Suits must be brought against the Trustee? A trust, like an estate, is not an entity that can be sued.
- (1) Contracts – Trustee isn’t personally liable on contract UNLESS she failed to disclose her representative capacity (unlike the personal representative of an estate)
- (2) Torts – Trustee is personally liable for torts committed by itself and its agents; but Trustee is enetitled to reimbursement from the trust estate if tort was a common incident of the business activity in which the Trustee was properly engaged when the tort was committed.
???Exculpatory clauses??? – trust language can limit liability to acts or omissions in gross negligence, bad faith or fraud. BUT, can’t limit liability for gross negligence, bad faith, or fraud.
What are the conditions that cause a trust to terminate?
- (1) A trust terminates automatically according to its terms
- (2) Upon petition of Trustee, Court may order that the Trustee be changed, that terms be modified, that Trustee be directed to do acts that aren’t authorized, or prohibited from doing acts that are required by the trust, or that the trust be terminated if one of the following is met:
- a. Purposes of the trust or any provision thereof have been fulfilled or have become illegal or impossible to fulfill
- b. Changed circumstances: not known to or anticipated by the Settlor, the modification or termination order will further the purposes of the trust
- c. Achievement of tax purposes: the modification or termination order is necessary or appropriate to achieve the Settlor’s tax objectives
- (3) Termination of uneconomic trust: after giving notice to beneficiaries, the Trustee of a trust having a value less than $50K may terminate the trust without court approval if the Trustee determines that the cost of administration doesn’t justify continuation of the trust.

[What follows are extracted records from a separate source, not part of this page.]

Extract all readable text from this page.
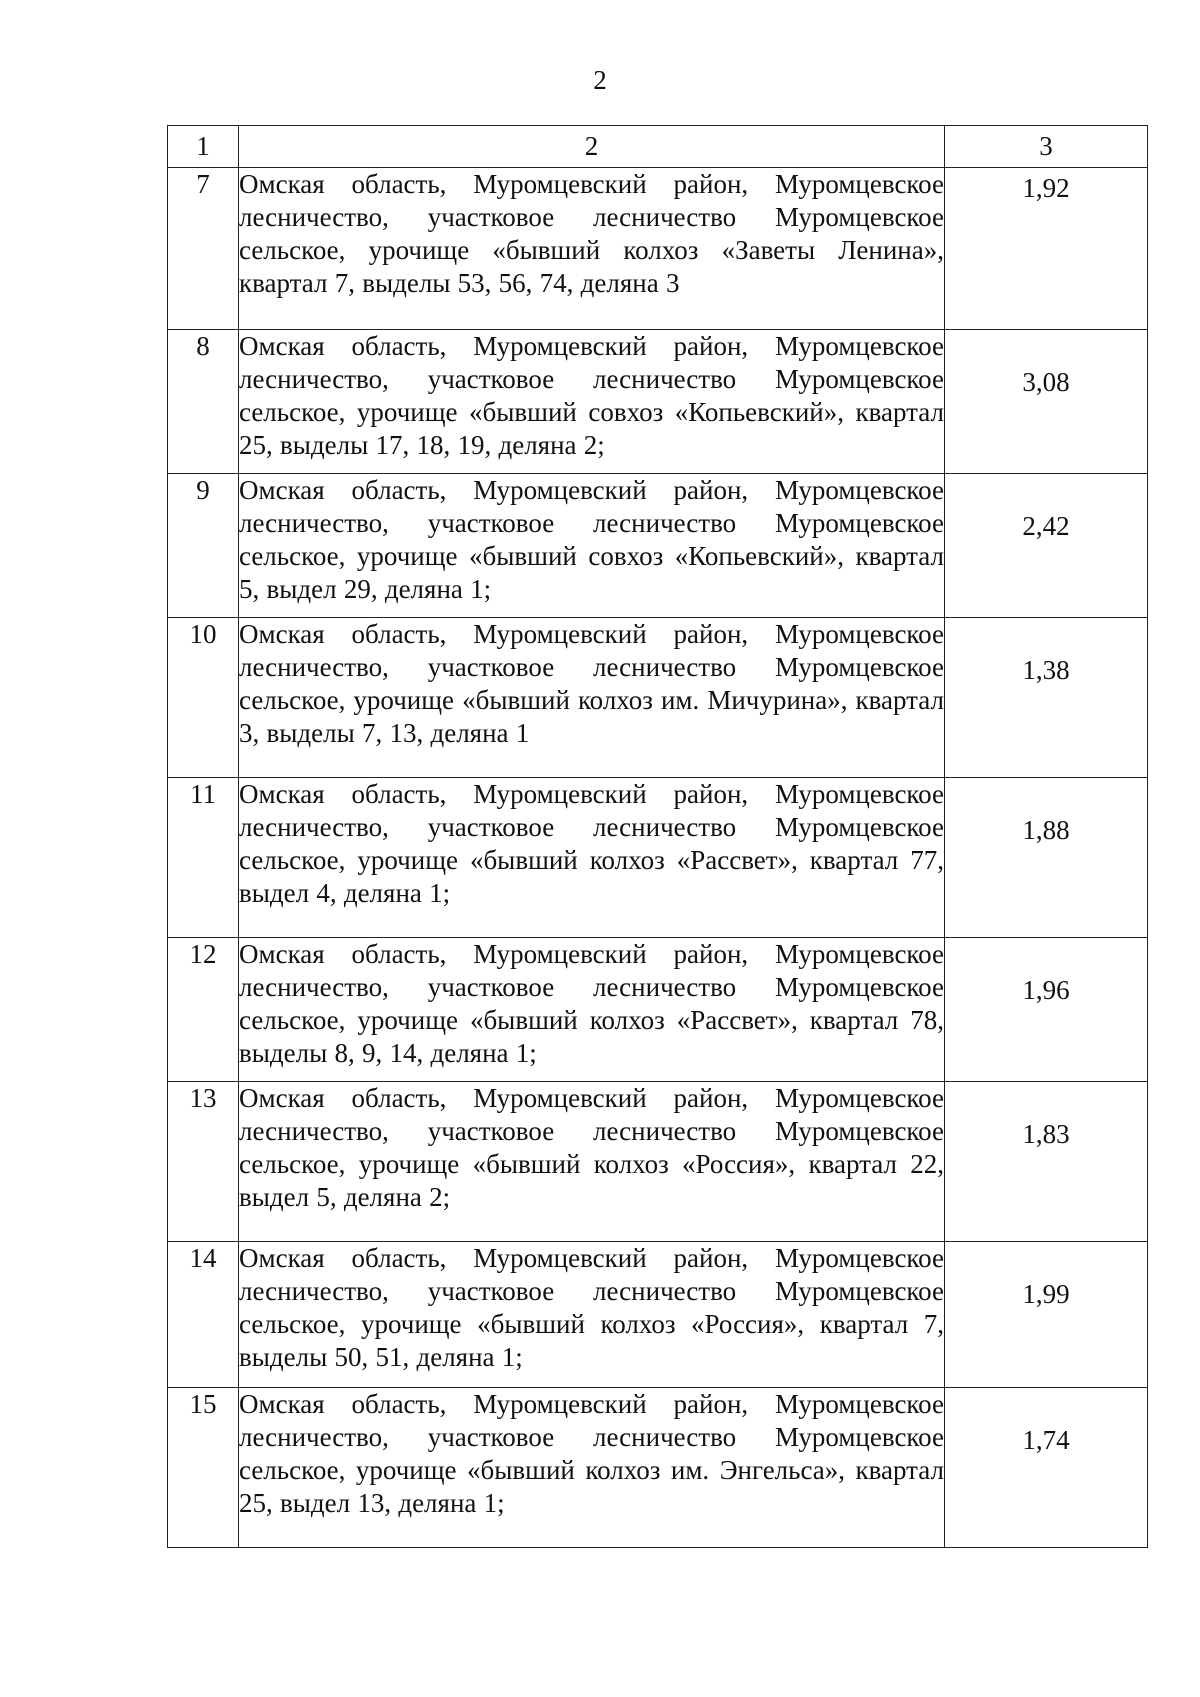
2
1	2	3
7	Омская область, Муромцевский район, Муромцевское лесничество, участковое лесничество Муромцевское сельское, урочище «бывший колхоз «Заветы Ленина», квартал 7, выделы 53, 56, 74, деляна 3	1,92
8	Омская область, Муромцевский район, Муромцевское лесничество, участковое лесничество Муромцевское сельское, урочище «бывший совхоз «Копьевский», квартал 25, выделы 17, 18, 19, деляна 2;	3,08
9	Омская область, Муромцевский район, Муромцевское лесничество, участковое лесничество Муромцевское сельское, урочище «бывший совхоз «Копьевский», квартал 5, выдел 29, деляна 1;	2,42
10	Омская область, Муромцевский район, Муромцевское лесничество, участковое лесничество Муромцевское сельское, урочище «бывший колхоз им. Мичурина», квартал 3, выделы 7, 13, деляна 1	1,38
11	Омская область, Муромцевский район, Муромцевское лесничество, участковое лесничество Муромцевское сельское, урочище «бывший колхоз «Рассвет», квартал 77, выдел 4, деляна 1;	1,88
12	Омская область, Муромцевский район, Муромцевское лесничество, участковое лесничество Муромцевское сельское, урочище «бывший колхоз «Рассвет», квартал 78, выделы 8, 9, 14, деляна 1;	1,96
13	Омская область, Муромцевский район, Муромцевское лесничество, участковое лесничество Муромцевское сельское, урочище «бывший колхоз «Россия», квартал 22, выдел 5, деляна 2;	1,83
14	Омская область, Муромцевский район, Муромцевское лесничество, участковое лесничество Муромцевское сельское, урочище «бывший колхоз «Россия», квартал 7, выделы 50, 51, деляна 1;	1,99
15	Омская область, Муромцевский район, Муромцевское лесничество, участковое лесничество Муромцевское сельское, урочище «бывший колхоз им. Энгельса», квартал 25, выдел 13, деляна 1;	1,74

- (4) Note: Except for uneconomical trusts, modification or early termination of a trust must be by court hearing (not by extra-judicial party agreement)

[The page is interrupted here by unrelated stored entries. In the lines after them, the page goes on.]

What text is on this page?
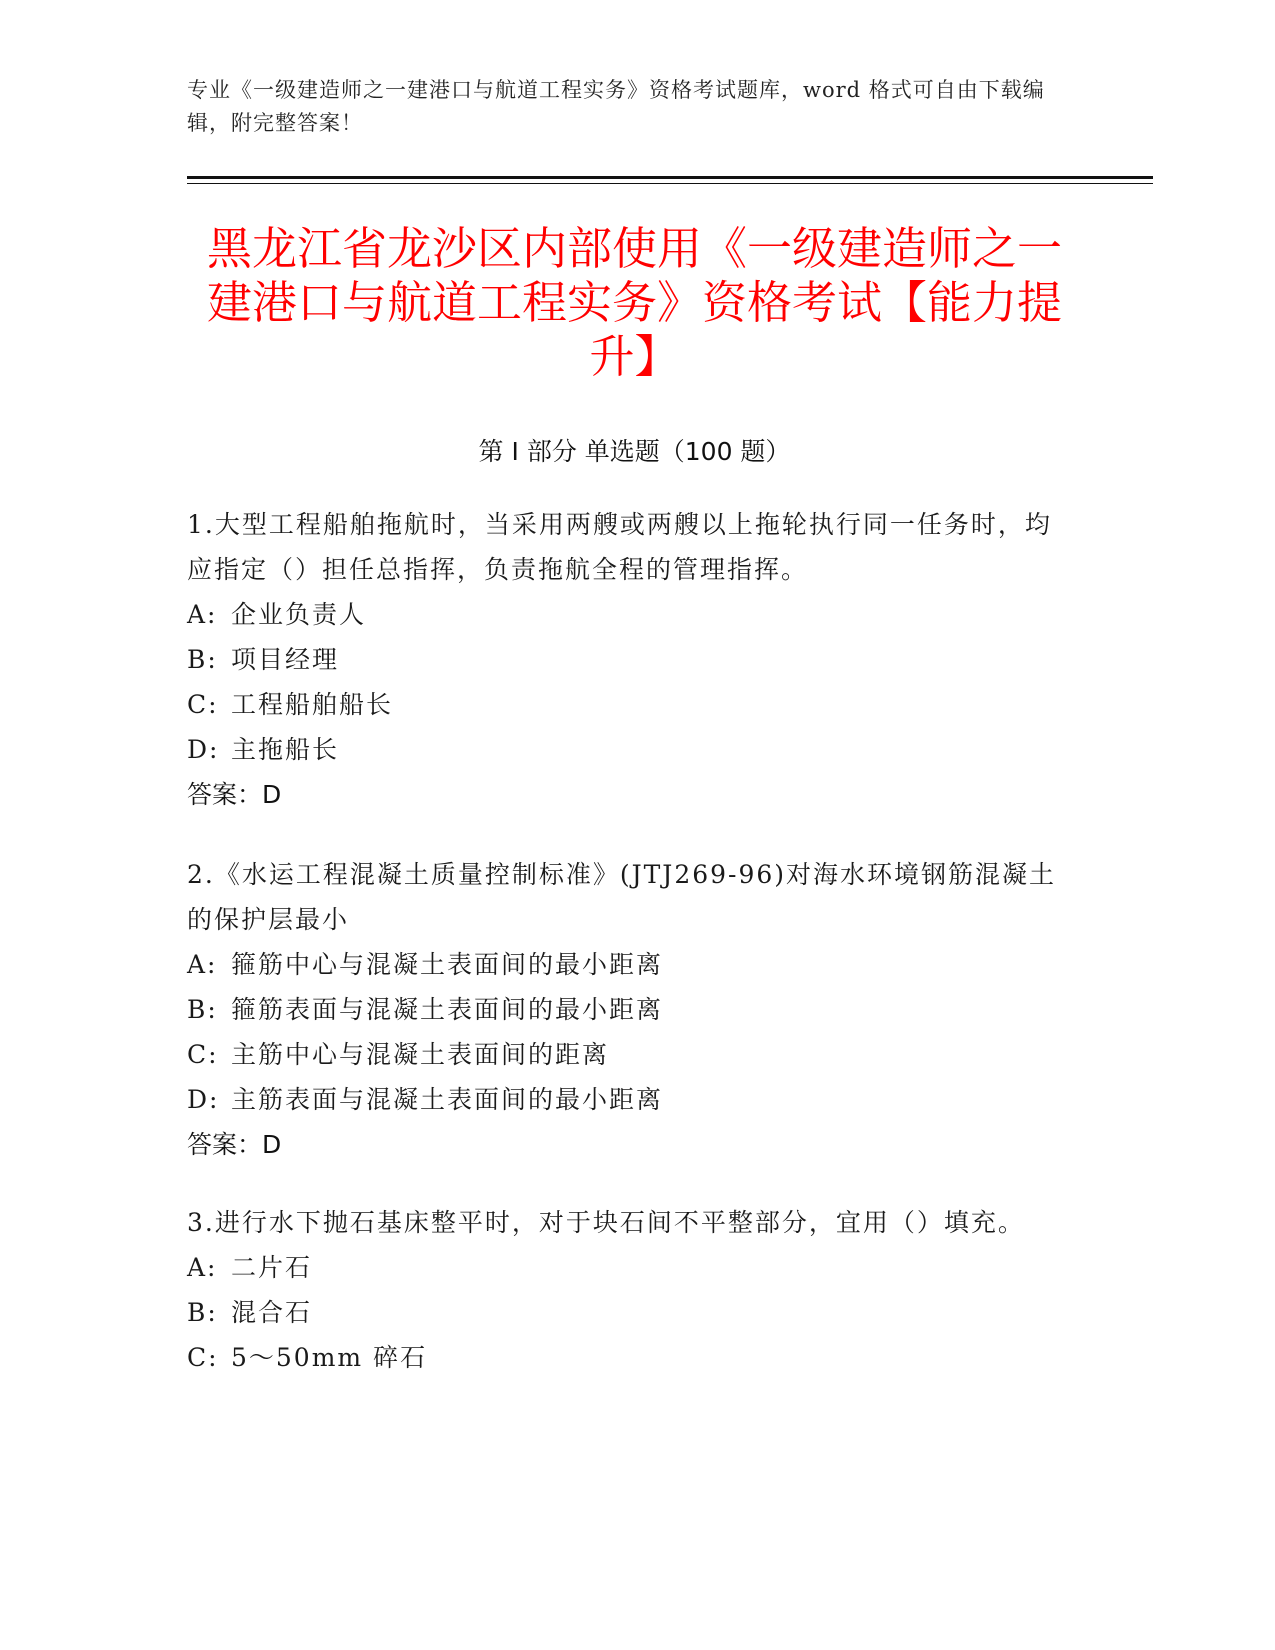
专业《一级建造师之一建港口与航道工程实务》资格考试题库，word 格式可自由下载编辑，附完整答案！
黑龙江省龙沙区内部使用《一级建造师之一建港口与航道工程实务》资格考试【能力提升】
第 I 部分 单选题（100 题）
1.大型工程船舶拖航时，当采用两艘或两艘以上拖轮执行同一任务时，均应指定（）担任总指挥，负责拖航全程的管理指挥。
A: 企业负责人
B: 项目经理
C: 工程船舶船长
D: 主拖船长
答案：D
2.《水运工程混凝土质量控制标准》(JTJ269-96)对海水环境钢筋混凝土的保护层最小
A: 箍筋中心与混凝土表面间的最小距离
B: 箍筋表面与混凝土表面间的最小距离
C: 主筋中心与混凝土表面间的距离
D: 主筋表面与混凝土表面间的最小距离
答案：D
3.进行水下抛石基床整平时，对于块石间不平整部分，宜用（）填充。
A: 二片石
B: 混合石
C: 5～50mm 碎石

- a. EXCEPT >>> division of trust into 2 trusts, merger of 2 into 1, can be accomplished without judicial proceeding, division.merger can be done for any reason, but usually done for tax purporses.
How long can a Trustee act following the termination of a Trust?
Following termination, Trustee continues to exercise trust powers for reasonable time needed to (1) wind up trust affairs, and (2) make distributions to beneficiaries.